Does the term multibyte refer to a charset whose characters can - but don't have to be - wider than 1 byte, (e.g. UTF-8) or does it refer to character sets which are in any case wider than 1 byte (e.g. UTF-16) ? In other words: What is meant if anybody talks about multibyte character sets?
The term is ambiguous, but in my internationalization work, we typically avoided the term "multibyte character sets" to refer to Unicode-based encodings. Generally, we used the term only for legacy encoding schemes that had one or more bytes to define each character (excluding encodings that require only one byte per character).
Shift-jis, jis, euc-jp, euc-kr, along with Chinese encodings are typically included.
Most of the legacy encodings, with some exceptions, require a sort of state machine model (or, more simply, a page swapping model) to process, and moving backwards in a text stream is complicated and error-prone. UTF-8 and UTF-16 do not suffer from this problem, as UTF-8 can be tested with a bitmask and UTF-16 can be tested against a range of surrogate pairs, so moving backward and forward in a non-pathological document can be done safely without major complexity.
A few legacy encodings, for languages like Thai and Vietnamese, have some of the complexity of multibyte character sets but are really just built on combining characters, and aren't generally lumped in with the broad term "multibyte."
What is meant if anybody talks about multibyte character sets?
That, as usual, depends on who is doing the talking!
Logically, it should include UTF-8, Shift-JIS, GB etc.: the variable-length encodings. UTF-16 would often not be considered in this group (even though it kind of is, what with the surrogates; and certainly it's multiple bytes when encoded into bytes via UTF-16LE/UTF-16BE).
But in Microsoftland the term would more typically be used to mean a variable-length default system codepage (for legacy non-Unicode applications, of which there are sadly still plenty). In this usage, UTF-8 and UTF-16LE/UTF-16BE cannot be included because the system codepage on Windows cannot be set to either of these encodings.
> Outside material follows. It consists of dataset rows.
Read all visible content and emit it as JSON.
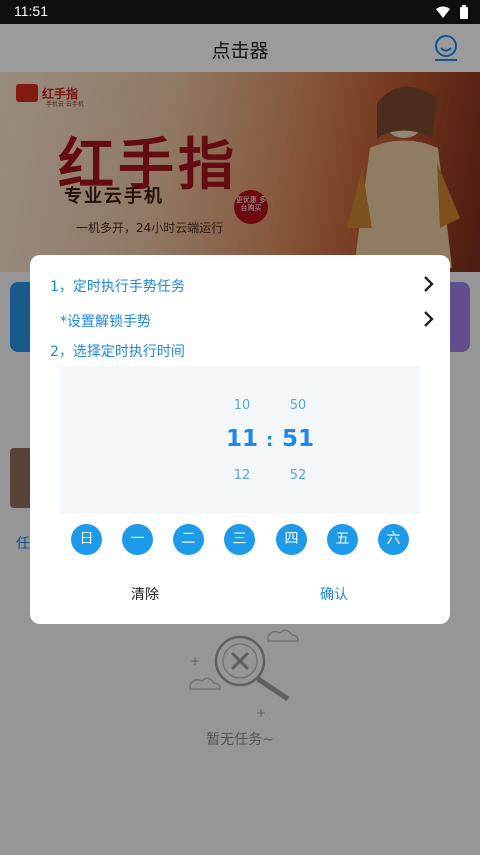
{
  "status_bar": {
    "time": "11:51",
    "icons": [
      "wifi-icon",
      "battery-icon"
    ]
  },
  "app_bar": {
    "title": "点击器",
    "right_icon": "user-profile-icon"
  },
  "banner": {
    "logo_name": "红手指",
    "logo_sub": "手机云·云手机",
    "big_title": "红手指",
    "sub_title": "专业云手机",
    "slogan": "一机多开，24小时云端运行",
    "badge": "更优惠 多台购买"
  },
  "background": {
    "side_text": "任",
    "empty_text": "暂无任务~"
  },
  "dialog": {
    "step1": "1，定时执行手势任务",
    "step1_sub": "*设置解锁手势",
    "step2": "2，选择定时执行时间",
    "hour": {
      "prev": "10",
      "current": "11",
      "next": "12"
    },
    "minute": {
      "prev": "50",
      "current": "51",
      "next": "52"
    },
    "colon": ":",
    "days": [
      "日",
      "一",
      "二",
      "三",
      "四",
      "五",
      "六"
    ],
    "clear_label": "清除",
    "confirm_label": "确认"
  },
  "colors": {
    "accent": "#1e88e5",
    "day_circle": "#1e9be8",
    "overlay": "rgba(0,0,0,0.38)"
  }
}
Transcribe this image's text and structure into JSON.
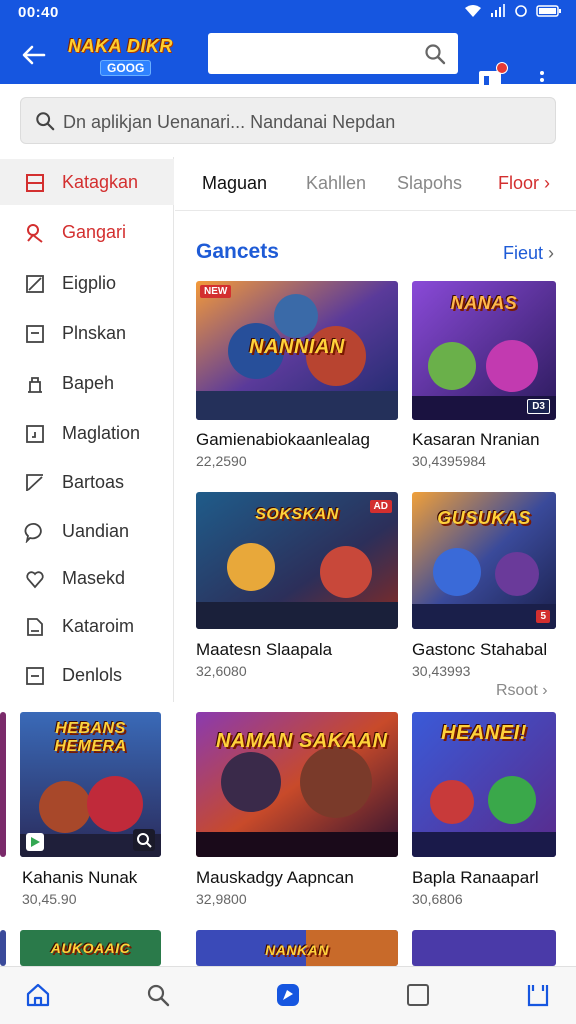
{
  "status_bar": {
    "time": "00:40"
  },
  "app_bar": {
    "logo_line1": "NAKA DIKR",
    "logo_line2": "GOOG"
  },
  "search": {
    "placeholder": "Dn aplikjan Uenanari... Nandanai Nepdan"
  },
  "sidebar": {
    "items": [
      {
        "label": "Katagkan",
        "icon": "category-icon"
      },
      {
        "label": "Gangari",
        "icon": "gamepad-icon"
      },
      {
        "label": "Eigplio",
        "icon": "edit-icon"
      },
      {
        "label": "Plnskan",
        "icon": "document-icon"
      },
      {
        "label": "Bapeh",
        "icon": "building-icon"
      },
      {
        "label": "Maglation",
        "icon": "book-icon"
      },
      {
        "label": "Bartoas",
        "icon": "pencil-icon"
      },
      {
        "label": "Uandian",
        "icon": "chat-icon"
      },
      {
        "label": "Masekd",
        "icon": "heart-icon"
      },
      {
        "label": "Kataroim",
        "icon": "note-icon"
      },
      {
        "label": "Denlols",
        "icon": "minus-box-icon"
      }
    ]
  },
  "tabs": [
    {
      "label": "Maguan"
    },
    {
      "label": "Kahllen"
    },
    {
      "label": "Slapohs"
    },
    {
      "label": "Floor"
    }
  ],
  "section": {
    "title": "Gancets",
    "link": "Fieut",
    "more_link": "Rsoot"
  },
  "cards": [
    {
      "name": "Gamienabiokaanlealag",
      "count": "22,2590",
      "art_title": "NANNIAN",
      "badge": "NEW"
    },
    {
      "name": "Kasaran Nranian",
      "count": "30,4395984",
      "art_title": "NANAS",
      "badge": "D3"
    },
    {
      "name": "Maatesn Slaapala",
      "count": "32,6080",
      "art_title": "SOKSKAN",
      "badge": "AD"
    },
    {
      "name": "Gastonc Stahabal",
      "count": "30,43993",
      "art_title": "GUSUKAS",
      "badge": "5"
    },
    {
      "name": "Kahanis Nunak",
      "count": "30,45.90",
      "art_title": "HEBANS HEMERA",
      "badge": ""
    },
    {
      "name": "Mauskadgy Aapncan",
      "count": "32,9800",
      "art_title": "NAMAN SAKAAN",
      "badge": ""
    },
    {
      "name": "Bapla Ranaaparl",
      "count": "30,6806",
      "art_title": "HEANEI!",
      "badge": ""
    },
    {
      "name": "",
      "count": "",
      "art_title": "AUKOAAIC",
      "badge": ""
    },
    {
      "name": "",
      "count": "",
      "art_title": "NANKAN",
      "badge": ""
    },
    {
      "name": "",
      "count": "",
      "art_title": "",
      "badge": ""
    }
  ],
  "bottom_nav": [
    {
      "icon": "home-icon"
    },
    {
      "icon": "search-icon"
    },
    {
      "icon": "apps-icon"
    },
    {
      "icon": "square-icon"
    },
    {
      "icon": "library-icon"
    }
  ],
  "colors": {
    "brand": "#1656e0",
    "accent_red": "#d32f2f",
    "link_blue": "#1e5bd6"
  }
}
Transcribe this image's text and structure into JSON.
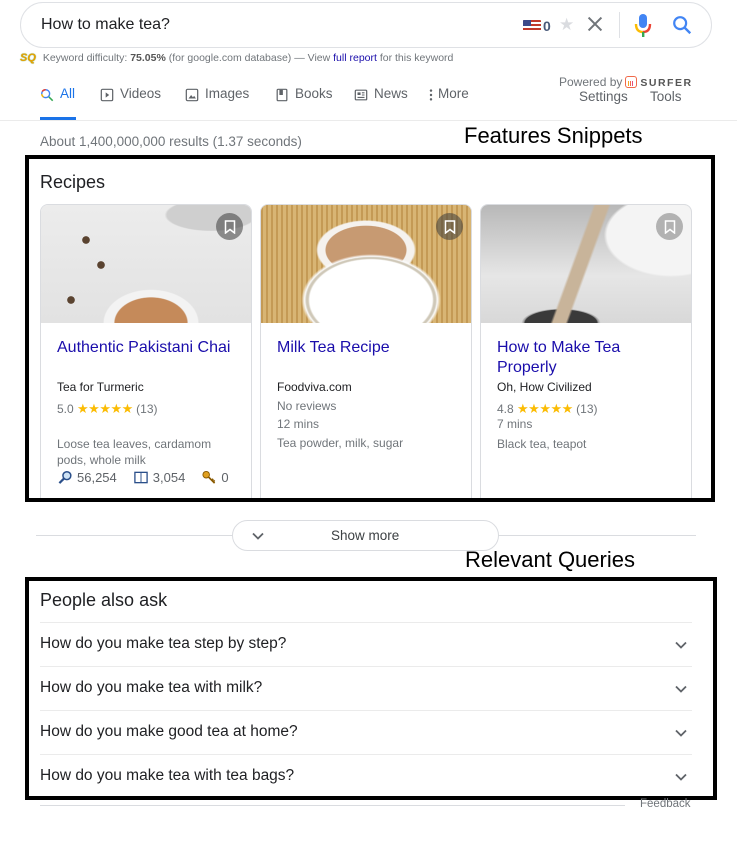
{
  "search": {
    "query": "How to make tea?",
    "flag_count": "0"
  },
  "keyword_difficulty": {
    "logo": "SQ",
    "label": "Keyword difficulty:",
    "value": "75.05%",
    "database_note": "(for google.com database) — View",
    "link_text": "full report",
    "suffix": "for this keyword"
  },
  "tabs": [
    {
      "label": "All",
      "icon": "search-icon",
      "active": true
    },
    {
      "label": "Videos",
      "icon": "play-icon"
    },
    {
      "label": "Images",
      "icon": "image-icon"
    },
    {
      "label": "Books",
      "icon": "book-icon"
    },
    {
      "label": "News",
      "icon": "news-icon"
    },
    {
      "label": "More",
      "icon": "kebab-icon"
    }
  ],
  "toolbar": {
    "powered_by": "Powered by",
    "surfer": "SURFER",
    "settings": "Settings",
    "tools": "Tools"
  },
  "result_stats": "About 1,400,000,000 results (1.37 seconds)",
  "annotations": {
    "features_snippets": "Features Snippets",
    "relevant_queries": "Relevant Queries"
  },
  "recipes": {
    "title": "Recipes",
    "cards": [
      {
        "title": "Authentic Pakistani Chai",
        "source": "Tea for Turmeric",
        "rating": "5.0",
        "stars": "★★★★★",
        "reviews": "(13)",
        "ingredients": "Loose tea leaves, cardamom pods, whole milk",
        "metrics": {
          "searches": "56,254",
          "pages": "3,054",
          "keys": "0"
        }
      },
      {
        "title": "Milk Tea Recipe",
        "source": "Foodviva.com",
        "reviews_text": "No reviews",
        "time": "12 mins",
        "ingredients": "Tea powder, milk, sugar"
      },
      {
        "title": "How to Make Tea Properly",
        "source": "Oh, How Civilized",
        "rating": "4.8",
        "stars": "★★★★★",
        "reviews": "(13)",
        "time": "7 mins",
        "ingredients": "Black tea, teapot"
      }
    ],
    "show_more": "Show more"
  },
  "people_also_ask": {
    "title": "People also ask",
    "questions": [
      "How do you make tea step by step?",
      "How do you make tea with milk?",
      "How do you make good tea at home?",
      "How do you make tea with tea bags?"
    ],
    "feedback": "Feedback"
  },
  "colors": {
    "link": "#1a0dab",
    "accent": "#1a73e8",
    "star": "#fbbc04",
    "muted": "#70757a"
  }
}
Indeed, in some cases “mbcs” is no more than a synonym for the system codepage, otherwise known (even more misleadingly) as “ANSI”. In this case a “multibyte” character set could actually be something as trivial as cp1252 Western European, which only uses one byte per character!
My advice: use “variable-length” when you mean that, and avoid the ambiguous term “multibyte”; when someone else uses it you'll need to ask for clarification, but typically someone with a Windows background will be talking about a legacy East Asian codepage like cp932 (Shift-JIS) and not a UTF.
All character sets where you dont have a 1 byte = 1 character mapping. All Unicode variants, but also asian character sets are multibyte.
For more information, I suggest reading this Wikipedia article.
A multibyte character will mean a character whose encoding requires more than 1 byte. This does not imply however that all characters using that particular encoding will have the same width (in terms of bytes). E.g: UTF-8 and UTF-16 encoded character may use multiple bytes sometimes whereas all UTF-32 encoded characters always use 32-bits.
Typically the former, i.e. UTF-8-like. For more info, see Variable-width encoding.
The former - although the term "variable-length encoding" would be more appropriate.
I generally use it to refer to any character that can have more than one byte per character.
A multibyte character set may consist of both one-byte and two-byte characters. Thus a multibyte-character string may contain a mixture of single-byte and double-byte characters.
UTF-8 is multi-byte, which means that each English character (ASCII) is stored in 1 byte while non-english character like Chinese, Thai, is stored in 3 bytes. When you mix Chinese/Thai with English, like "ทt", the first Thai character "ท" uses 3 bytes while the second English character "t" uses only 1 byte. People who designed multi-byte encoding realized that English character shouldn't be stored in 3 bytes while it can fit in 1 byte due to the waste of storage space.
UTF-16 stores each character either English or non-English in a fixed 2 byte length so it is not multi-byte but called a wide character. It is very suitable for Chinese/Thai languages where each character fits entirely in 2 bytes but printing to utf-8 console output need a conversion from wide character to multi-byte format by using function wcstombs().
UTF-32 stores each character in a fixed 4 byte length but nobody use it to store character due to a waste of storage space.